Dia mengatakan, jika terjadi upselling terselubung, ada dua hal yang patut diperhatikan. Apakah upselling ini memang perintah manajemen atau kesalahan sumber daya manusia (SDM) itu sendiri. Bisa jadi, SDM itu melakukan itu atas perintah, sepengetahuan, dan ada SOP dari manajemen.
"Kalau tidak ada SOP dari manajemen dan mereka bertindak sendiri, dan melakukan penjualan upselling tanpa sepengetahuan manajemen, tentunya ini ada proses bisnis yang menyalahi aturan," ujarnya.
Dari perusahan sudah menetapkan proses bisnis, namun tidak dijalankan karyawannya. "Itu adalah kesalahan karyawannya, itu adalah kesalahan prosedur," ujarnya. Namun, Rio mengatakan harus dilihat lebih jauh apakah itu perintah dari manajemen bukan keinginan SDM itu sendiri.
Menurut Rio, pihak store harus melakukan tindakan jika terbukti itu adalah kecurangan yang dilakukan SDM atau karyawannya. Pertama bisa tindakan administratif, kedua bisa sampai pada sanksi pemecatan. "Tentunya teguran-teguran itu bisa menimbulkan efek jera sehingga dalam mencapai proses bisnis atau menjualkan suatu produk, mereka harus jujur," ujarnya.
Rio mengatakan, jujur menjadi kredibilitas dan membuat konsumen menjadi loyal. "Kalau ternyata tidak jujur dan sebagainya, ini akan menjadi permasalahan baru, sengketa upaya perlindungan konsumen," ujarnya.
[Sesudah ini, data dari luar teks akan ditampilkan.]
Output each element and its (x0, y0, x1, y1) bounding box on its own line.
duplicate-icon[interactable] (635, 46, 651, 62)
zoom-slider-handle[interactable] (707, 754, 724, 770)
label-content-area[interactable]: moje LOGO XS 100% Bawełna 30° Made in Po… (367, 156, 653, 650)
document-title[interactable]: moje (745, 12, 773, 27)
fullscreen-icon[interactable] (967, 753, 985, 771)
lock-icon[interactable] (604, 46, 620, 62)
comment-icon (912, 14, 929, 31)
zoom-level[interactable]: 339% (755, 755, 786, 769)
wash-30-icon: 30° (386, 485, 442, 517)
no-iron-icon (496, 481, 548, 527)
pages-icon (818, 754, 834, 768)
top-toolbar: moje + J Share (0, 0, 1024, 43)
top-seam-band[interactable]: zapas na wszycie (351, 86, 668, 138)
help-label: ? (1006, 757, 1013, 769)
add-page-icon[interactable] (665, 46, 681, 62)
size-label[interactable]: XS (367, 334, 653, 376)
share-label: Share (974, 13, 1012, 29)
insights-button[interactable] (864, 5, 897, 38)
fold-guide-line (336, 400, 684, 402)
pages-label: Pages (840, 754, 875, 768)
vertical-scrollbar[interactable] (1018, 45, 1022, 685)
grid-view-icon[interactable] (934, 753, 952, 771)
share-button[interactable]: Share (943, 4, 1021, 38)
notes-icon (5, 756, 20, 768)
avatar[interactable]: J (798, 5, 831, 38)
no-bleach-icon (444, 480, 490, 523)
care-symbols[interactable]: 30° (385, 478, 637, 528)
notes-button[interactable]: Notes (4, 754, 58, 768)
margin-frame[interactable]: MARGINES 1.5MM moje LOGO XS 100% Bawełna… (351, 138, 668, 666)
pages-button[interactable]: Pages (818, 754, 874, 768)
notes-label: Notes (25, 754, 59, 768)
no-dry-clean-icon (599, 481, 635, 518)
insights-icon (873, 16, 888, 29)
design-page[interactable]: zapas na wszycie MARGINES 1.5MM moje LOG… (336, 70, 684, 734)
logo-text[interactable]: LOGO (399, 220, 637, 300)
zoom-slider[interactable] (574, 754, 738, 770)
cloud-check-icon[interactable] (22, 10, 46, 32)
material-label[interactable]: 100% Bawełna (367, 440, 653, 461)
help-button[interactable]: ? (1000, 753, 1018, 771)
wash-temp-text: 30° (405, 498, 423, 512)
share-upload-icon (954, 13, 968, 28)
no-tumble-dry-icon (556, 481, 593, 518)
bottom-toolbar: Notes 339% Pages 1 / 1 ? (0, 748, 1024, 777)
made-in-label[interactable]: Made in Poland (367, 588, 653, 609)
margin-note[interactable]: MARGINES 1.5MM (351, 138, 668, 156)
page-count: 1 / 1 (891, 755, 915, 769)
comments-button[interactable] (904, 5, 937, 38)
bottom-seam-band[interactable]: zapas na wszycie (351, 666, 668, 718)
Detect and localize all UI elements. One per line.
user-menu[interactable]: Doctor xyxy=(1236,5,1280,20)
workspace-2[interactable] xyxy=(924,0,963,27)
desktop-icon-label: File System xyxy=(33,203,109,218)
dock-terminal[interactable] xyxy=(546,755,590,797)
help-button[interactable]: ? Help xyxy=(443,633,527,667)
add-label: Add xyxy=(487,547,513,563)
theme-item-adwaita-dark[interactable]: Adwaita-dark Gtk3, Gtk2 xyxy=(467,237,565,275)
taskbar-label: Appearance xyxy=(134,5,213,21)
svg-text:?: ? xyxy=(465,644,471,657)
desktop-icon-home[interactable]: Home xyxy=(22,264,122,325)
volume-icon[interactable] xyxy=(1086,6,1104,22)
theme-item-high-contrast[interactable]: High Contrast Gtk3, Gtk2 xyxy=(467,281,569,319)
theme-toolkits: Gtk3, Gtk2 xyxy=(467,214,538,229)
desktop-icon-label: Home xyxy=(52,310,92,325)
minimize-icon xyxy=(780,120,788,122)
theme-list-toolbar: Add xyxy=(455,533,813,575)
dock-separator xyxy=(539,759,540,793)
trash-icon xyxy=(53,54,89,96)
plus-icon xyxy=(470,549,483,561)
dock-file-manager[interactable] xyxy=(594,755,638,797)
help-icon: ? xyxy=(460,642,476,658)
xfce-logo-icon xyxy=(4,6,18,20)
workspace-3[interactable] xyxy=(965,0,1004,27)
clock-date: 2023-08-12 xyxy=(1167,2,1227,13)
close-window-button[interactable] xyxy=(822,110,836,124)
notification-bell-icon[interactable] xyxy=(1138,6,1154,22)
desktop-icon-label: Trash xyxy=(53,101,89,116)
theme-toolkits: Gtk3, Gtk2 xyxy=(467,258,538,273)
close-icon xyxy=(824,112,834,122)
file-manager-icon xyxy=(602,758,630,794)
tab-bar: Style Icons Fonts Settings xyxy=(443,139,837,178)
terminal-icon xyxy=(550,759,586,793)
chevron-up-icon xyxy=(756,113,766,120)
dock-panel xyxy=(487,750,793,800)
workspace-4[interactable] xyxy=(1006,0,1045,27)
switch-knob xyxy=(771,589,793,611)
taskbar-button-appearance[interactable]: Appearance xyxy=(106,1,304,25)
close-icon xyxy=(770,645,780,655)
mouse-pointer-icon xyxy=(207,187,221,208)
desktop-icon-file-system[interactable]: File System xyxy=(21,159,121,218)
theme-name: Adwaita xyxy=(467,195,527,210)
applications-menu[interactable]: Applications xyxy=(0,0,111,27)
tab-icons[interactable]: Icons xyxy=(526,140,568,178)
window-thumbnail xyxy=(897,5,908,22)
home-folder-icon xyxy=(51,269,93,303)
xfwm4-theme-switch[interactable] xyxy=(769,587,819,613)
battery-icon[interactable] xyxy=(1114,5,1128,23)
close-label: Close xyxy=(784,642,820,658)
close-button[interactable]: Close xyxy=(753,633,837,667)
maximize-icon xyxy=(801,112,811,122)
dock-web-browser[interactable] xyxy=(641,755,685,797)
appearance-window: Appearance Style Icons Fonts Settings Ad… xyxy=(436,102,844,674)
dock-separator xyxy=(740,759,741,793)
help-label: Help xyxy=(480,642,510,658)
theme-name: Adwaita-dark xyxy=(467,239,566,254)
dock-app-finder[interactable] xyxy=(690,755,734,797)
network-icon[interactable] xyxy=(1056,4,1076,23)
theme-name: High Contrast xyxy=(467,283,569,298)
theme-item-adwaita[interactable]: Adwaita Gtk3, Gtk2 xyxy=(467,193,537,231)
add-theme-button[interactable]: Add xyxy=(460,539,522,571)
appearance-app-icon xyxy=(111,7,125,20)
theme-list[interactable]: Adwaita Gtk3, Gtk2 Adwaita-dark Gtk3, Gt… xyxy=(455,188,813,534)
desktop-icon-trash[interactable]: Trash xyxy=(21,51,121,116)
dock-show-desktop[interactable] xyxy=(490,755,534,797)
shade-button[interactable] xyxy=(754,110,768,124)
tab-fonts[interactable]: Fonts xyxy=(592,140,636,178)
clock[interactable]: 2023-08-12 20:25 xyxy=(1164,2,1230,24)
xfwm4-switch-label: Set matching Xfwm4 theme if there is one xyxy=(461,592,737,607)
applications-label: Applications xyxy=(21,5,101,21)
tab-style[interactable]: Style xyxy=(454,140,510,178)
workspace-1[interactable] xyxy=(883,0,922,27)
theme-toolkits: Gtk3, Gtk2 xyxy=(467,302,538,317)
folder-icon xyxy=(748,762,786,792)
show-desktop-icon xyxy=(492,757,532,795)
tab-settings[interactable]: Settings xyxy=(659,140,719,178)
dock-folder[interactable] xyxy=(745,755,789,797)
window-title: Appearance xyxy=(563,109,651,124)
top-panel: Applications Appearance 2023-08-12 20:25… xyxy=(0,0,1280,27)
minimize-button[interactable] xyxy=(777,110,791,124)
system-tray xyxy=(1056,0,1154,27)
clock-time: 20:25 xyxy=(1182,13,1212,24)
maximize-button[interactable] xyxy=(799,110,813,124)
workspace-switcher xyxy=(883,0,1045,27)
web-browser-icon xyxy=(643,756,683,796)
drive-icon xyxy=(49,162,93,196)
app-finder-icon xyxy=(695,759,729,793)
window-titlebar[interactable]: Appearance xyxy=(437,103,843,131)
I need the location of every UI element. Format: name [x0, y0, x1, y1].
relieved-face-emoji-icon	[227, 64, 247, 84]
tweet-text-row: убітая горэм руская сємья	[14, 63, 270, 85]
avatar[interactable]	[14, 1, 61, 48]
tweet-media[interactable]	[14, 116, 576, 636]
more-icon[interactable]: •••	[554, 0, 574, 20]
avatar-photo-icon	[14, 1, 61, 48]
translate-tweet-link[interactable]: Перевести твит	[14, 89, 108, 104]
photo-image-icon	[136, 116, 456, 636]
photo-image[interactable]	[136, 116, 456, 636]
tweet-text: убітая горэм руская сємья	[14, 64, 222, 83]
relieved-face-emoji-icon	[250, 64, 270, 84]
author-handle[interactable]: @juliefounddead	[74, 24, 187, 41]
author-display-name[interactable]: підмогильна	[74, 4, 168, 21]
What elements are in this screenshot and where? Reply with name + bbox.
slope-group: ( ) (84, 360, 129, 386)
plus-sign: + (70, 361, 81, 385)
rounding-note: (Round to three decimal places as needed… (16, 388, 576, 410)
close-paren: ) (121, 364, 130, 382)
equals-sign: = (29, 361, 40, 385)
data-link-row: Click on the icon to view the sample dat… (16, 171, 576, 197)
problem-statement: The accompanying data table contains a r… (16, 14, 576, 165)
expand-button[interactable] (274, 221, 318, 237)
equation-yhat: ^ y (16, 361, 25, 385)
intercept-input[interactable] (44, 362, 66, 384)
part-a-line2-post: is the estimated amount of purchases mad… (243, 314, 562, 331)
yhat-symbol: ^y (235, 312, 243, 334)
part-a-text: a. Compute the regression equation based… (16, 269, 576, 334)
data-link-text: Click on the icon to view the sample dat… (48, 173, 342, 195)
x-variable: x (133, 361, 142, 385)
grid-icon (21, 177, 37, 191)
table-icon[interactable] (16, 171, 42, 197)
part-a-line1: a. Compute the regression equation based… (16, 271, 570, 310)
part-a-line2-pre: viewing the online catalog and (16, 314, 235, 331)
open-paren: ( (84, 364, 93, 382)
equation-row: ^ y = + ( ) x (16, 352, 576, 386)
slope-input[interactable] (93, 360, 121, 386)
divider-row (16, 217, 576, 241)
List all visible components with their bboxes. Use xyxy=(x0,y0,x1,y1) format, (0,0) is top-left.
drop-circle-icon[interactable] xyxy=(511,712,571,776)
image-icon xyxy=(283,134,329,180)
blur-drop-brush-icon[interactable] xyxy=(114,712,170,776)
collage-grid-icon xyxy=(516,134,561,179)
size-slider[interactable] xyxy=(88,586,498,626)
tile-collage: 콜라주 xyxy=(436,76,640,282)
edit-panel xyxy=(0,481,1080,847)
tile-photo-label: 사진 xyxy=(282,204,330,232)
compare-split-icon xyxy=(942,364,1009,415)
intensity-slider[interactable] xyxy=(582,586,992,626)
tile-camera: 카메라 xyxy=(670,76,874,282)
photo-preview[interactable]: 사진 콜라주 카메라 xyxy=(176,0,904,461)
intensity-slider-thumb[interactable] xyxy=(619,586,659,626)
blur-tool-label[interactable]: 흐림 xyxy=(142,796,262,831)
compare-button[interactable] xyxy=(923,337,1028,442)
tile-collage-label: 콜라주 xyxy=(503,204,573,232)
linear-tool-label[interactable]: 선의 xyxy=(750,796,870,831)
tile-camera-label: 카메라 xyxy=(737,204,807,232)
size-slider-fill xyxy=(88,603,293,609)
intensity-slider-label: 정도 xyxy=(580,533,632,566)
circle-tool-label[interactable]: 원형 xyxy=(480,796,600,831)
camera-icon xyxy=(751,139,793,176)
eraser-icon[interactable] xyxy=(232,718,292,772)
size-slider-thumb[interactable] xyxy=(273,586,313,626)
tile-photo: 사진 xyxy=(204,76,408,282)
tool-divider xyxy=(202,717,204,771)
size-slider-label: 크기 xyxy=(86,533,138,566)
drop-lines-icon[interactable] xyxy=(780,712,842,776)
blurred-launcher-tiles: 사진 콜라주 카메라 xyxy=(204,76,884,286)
Dia mengatakan, dampak dari upselling terselubung pada store bisa menurunkan minat pembelian dan menurunkan kepercayaan konsumen terhadap suatu pelaku usaha yang menjual suatu produk. Rio mengatakan untuk menghindari terjadinya upselling terselubung, store harus memberikan pendidikan pada karyawan, mulai dari pendidikan sebelum kerja ke lapangan saat pelatihan atau training, apa yang harus dilakukan, apa yang tidak boleh dilakukan.
Selain itu, edukasi juga perlu dilakukan ketika mereka sudah bekerja, maka harus ada suatu pengawasan, bisa secara periodik, atau secara tidak langsung berdasarkan laporan. Store juga bisa membuka ruang partisipasi publik misalnya ruang pengaduan konsumen untuk mengadu.
"Tiga hal ini bisa dilakukan antisipasi manajemen untuk menghindari ada oknum-oknum yang melakukan upselling tanpa sepengetahuan atau sepersetujuan konsumen itu sendiri," ujarnya.